The temperature of reptiles then and now

What is your research on?

I study the fossil record to see how climate change affects animals over time. In my dissertation research at the University of California, Berkeley, I focus on reptiles because they are particularly sensitive to changes in climate. They cannot generate their own body heat metabolically, the way you and I can. Reptiles compensate for this in a lot of ways that affect their ecology (their interactions with their environment and other organisms).

This means that I can’t interpret climate change effects on past reptiles from the fossils alone. I have to understand how living reptiles function. Thus, I also study modern reptiles, and how they are responding to climate change today.

What sort of specimens are you looking at with the Burke VP Collections Grant?

I am looking at fossil reptiles—specifically, lizards, crocodylians, and turtles—that lived in the Western Interior of what is now the United States from about 66 to 23 million years ago. The Western Interior is well represented through an interval of time called the Paleogene.
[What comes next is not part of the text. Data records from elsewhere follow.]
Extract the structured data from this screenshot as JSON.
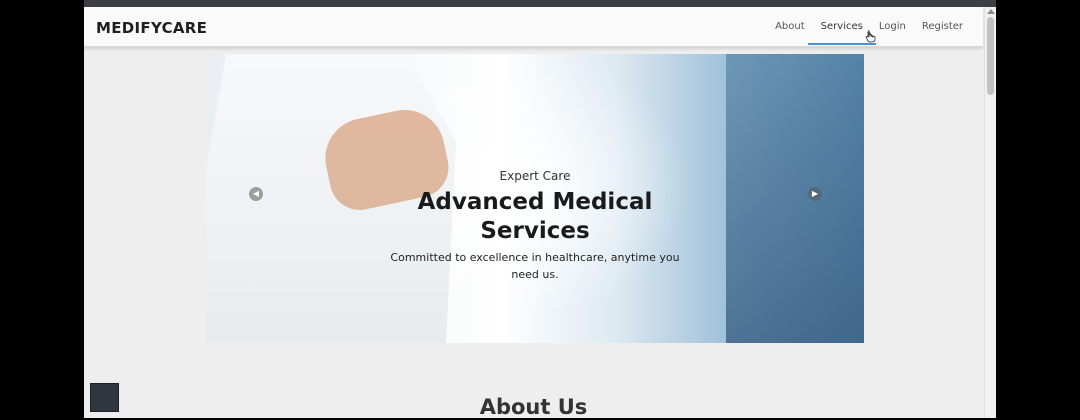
{
  "navbar": {
    "brand": "MEDIFYCARE",
    "links": [
      {
        "label": "About"
      },
      {
        "label": "Services"
      },
      {
        "label": "Login"
      },
      {
        "label": "Register"
      }
    ],
    "active_index": 1
  },
  "hero": {
    "eyebrow": "Expert Care",
    "headline_line1": "Advanced Medical",
    "headline_line2": "Services",
    "subtext": "Committed to excellence in healthcare, anytime you need us.",
    "prev_icon": "chevron-left-icon",
    "next_icon": "chevron-right-icon"
  },
  "about": {
    "title": "About Us"
  },
  "colors": {
    "accent": "#4a90d9",
    "nav_text": "#555555",
    "page_bg": "#eeeeee",
    "float_box": "#2f3640"
  }
}
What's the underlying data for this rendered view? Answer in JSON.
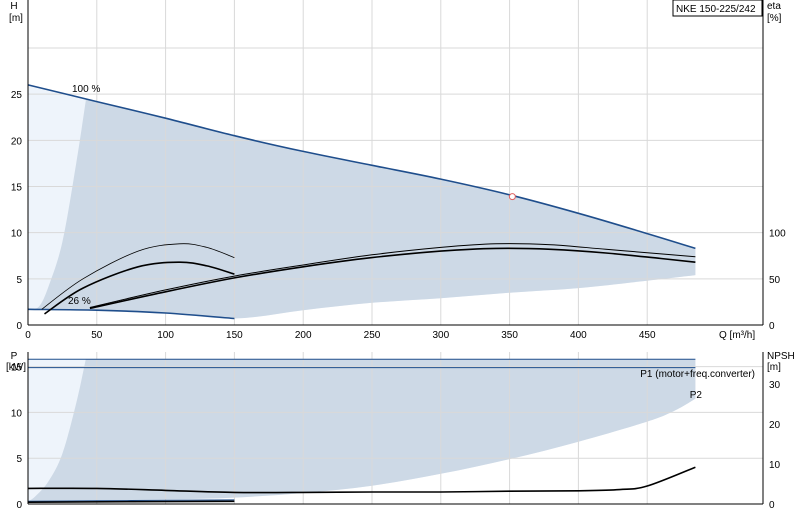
{
  "chart_data": [
    {
      "type": "line",
      "title": "NKE 150-225/242",
      "x_unit_label": "Q [m³/h]",
      "x_range": [
        0,
        500
      ],
      "x_ticks": [
        0,
        50,
        100,
        150,
        200,
        250,
        300,
        350,
        400,
        450
      ],
      "y_left": {
        "label_top": "H",
        "label_unit": "[m]",
        "range": [
          0,
          30
        ],
        "ticks": [
          0,
          5,
          10,
          15,
          20,
          25
        ]
      },
      "y_right": {
        "label_top": "eta",
        "label_unit": "[%]",
        "range": [
          0,
          100
        ],
        "ticks": [
          0,
          50,
          100
        ]
      },
      "grid": true,
      "annotations": [
        "100 %",
        "26 %"
      ],
      "operating_point": {
        "q": 352,
        "h": 13.9
      },
      "series": [
        {
          "role": "head_max",
          "axis": "left",
          "color": "#1f4e8c",
          "x": [
            0,
            50,
            100,
            150,
            200,
            250,
            300,
            350,
            400,
            450,
            485
          ],
          "y": [
            26.0,
            24.2,
            22.4,
            20.5,
            18.8,
            17.3,
            15.8,
            14.1,
            12.1,
            9.9,
            8.3
          ]
        },
        {
          "role": "head_min",
          "axis": "left",
          "color": "#1f4e8c",
          "x": [
            0,
            50,
            100,
            150
          ],
          "y": [
            1.7,
            1.6,
            1.3,
            0.7
          ]
        },
        {
          "role": "eta_p1",
          "axis": "left",
          "color": "#000000",
          "x": [
            45,
            100,
            150,
            200,
            250,
            300,
            340,
            380,
            420,
            460,
            485
          ],
          "y": [
            1.9,
            3.8,
            5.3,
            6.5,
            7.6,
            8.4,
            8.8,
            8.7,
            8.2,
            7.7,
            7.4
          ]
        },
        {
          "role": "eta_p2",
          "axis": "left",
          "color": "#000000",
          "x": [
            45,
            100,
            150,
            200,
            250,
            300,
            340,
            380,
            420,
            460,
            485
          ],
          "y": [
            1.8,
            3.6,
            5.1,
            6.3,
            7.3,
            8.0,
            8.3,
            8.2,
            7.8,
            7.2,
            6.8
          ]
        },
        {
          "role": "eta_low_thin",
          "axis": "left",
          "color": "#000000",
          "x": [
            10,
            40,
            80,
            110,
            130,
            150
          ],
          "y": [
            1.7,
            5.0,
            8.0,
            8.8,
            8.4,
            7.3
          ]
        },
        {
          "role": "eta_low_thick",
          "axis": "left",
          "color": "#000000",
          "x": [
            12,
            40,
            80,
            110,
            130,
            150
          ],
          "y": [
            1.2,
            4.0,
            6.3,
            6.8,
            6.4,
            5.5
          ]
        }
      ],
      "region_outer": {
        "upper_x": [
          0,
          50,
          100,
          150,
          200,
          250,
          300,
          350,
          400,
          450,
          485
        ],
        "upper_y": [
          26.0,
          24.2,
          22.4,
          20.5,
          18.8,
          17.3,
          15.8,
          14.1,
          12.1,
          9.9,
          8.3
        ],
        "lower_x": [
          485,
          450,
          400,
          350,
          300,
          250,
          200,
          150,
          100,
          50,
          0
        ],
        "lower_y": [
          5.4,
          4.8,
          4.0,
          3.5,
          2.9,
          2.4,
          1.6,
          0.7,
          1.3,
          1.6,
          1.7
        ]
      },
      "region_inner_lower": {
        "x": [
          42,
          35,
          25,
          15,
          8,
          0
        ],
        "y": [
          24.3,
          17.5,
          9.0,
          4.2,
          2.0,
          1.7
        ]
      }
    },
    {
      "type": "line",
      "x_range": [
        0,
        500
      ],
      "x_ticks": [
        50,
        100,
        150,
        200,
        250,
        300,
        350,
        400,
        450
      ],
      "y_left": {
        "label_top": "P",
        "label_unit": "[kW]",
        "range": [
          0,
          17.5
        ],
        "ticks": [
          0,
          5,
          10,
          15
        ]
      },
      "y_right": {
        "label_top": "NPSH",
        "label_unit": "[m]",
        "range": [
          0,
          35
        ],
        "ticks": [
          0,
          10,
          20,
          30
        ]
      },
      "grid": true,
      "legend": [
        "P1 (motor+freq.converter)",
        "P2"
      ],
      "series": [
        {
          "name": "P1 (motor+freq.converter)",
          "axis": "left",
          "color": "#1f4e8c",
          "x": [
            0,
            485
          ],
          "y": [
            15.8,
            15.8
          ]
        },
        {
          "name": "P2",
          "axis": "left",
          "color": "#1f4e8c",
          "x": [
            0,
            485
          ],
          "y": [
            14.9,
            14.9
          ]
        },
        {
          "role": "power_min",
          "axis": "left",
          "color": "#1f4e8c",
          "x": [
            0,
            50,
            100,
            150
          ],
          "y": [
            0.3,
            0.35,
            0.4,
            0.45
          ]
        },
        {
          "role": "power_min_dark",
          "axis": "left",
          "color": "#000000",
          "x": [
            0,
            150
          ],
          "y": [
            0.2,
            0.3
          ]
        },
        {
          "role": "npsh",
          "axis": "right",
          "color": "#000000",
          "x": [
            0,
            50,
            100,
            150,
            200,
            250,
            300,
            350,
            400,
            430,
            450,
            485
          ],
          "y": [
            3.9,
            3.9,
            3.4,
            2.9,
            2.9,
            3.0,
            3.0,
            3.2,
            3.3,
            3.6,
            4.5,
            9.2
          ]
        }
      ],
      "region_outer": {
        "upper_x": [
          0,
          485
        ],
        "upper_y": [
          15.8,
          15.8
        ],
        "lower_x": [
          485,
          470,
          450,
          400,
          350,
          300,
          250,
          200,
          150,
          100,
          50,
          0
        ],
        "lower_y": [
          11.5,
          10.2,
          9.0,
          6.8,
          4.9,
          3.3,
          2.0,
          1.2,
          0.7,
          0.5,
          0.4,
          0.3
        ]
      },
      "region_inner_lower": {
        "x": [
          42,
          35,
          25,
          15,
          5,
          0
        ],
        "y": [
          15.8,
          11.0,
          5.5,
          2.5,
          0.8,
          0.3
        ]
      }
    }
  ]
}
This interval is well represented in the Burke Museum vertebrate paleontology collections, including a rich sample from the time just after that rapid warming event. This is what made me want to visit the collections. 

The Paleogene is an interesting time to study because global climate changed dramatically during that interval—including an abrupt warming event around 55 million years ago. That warming was not even as rapid as what we are seeing right now, but it is the only warming event since the dinosaurs that compares in rate and magnitude.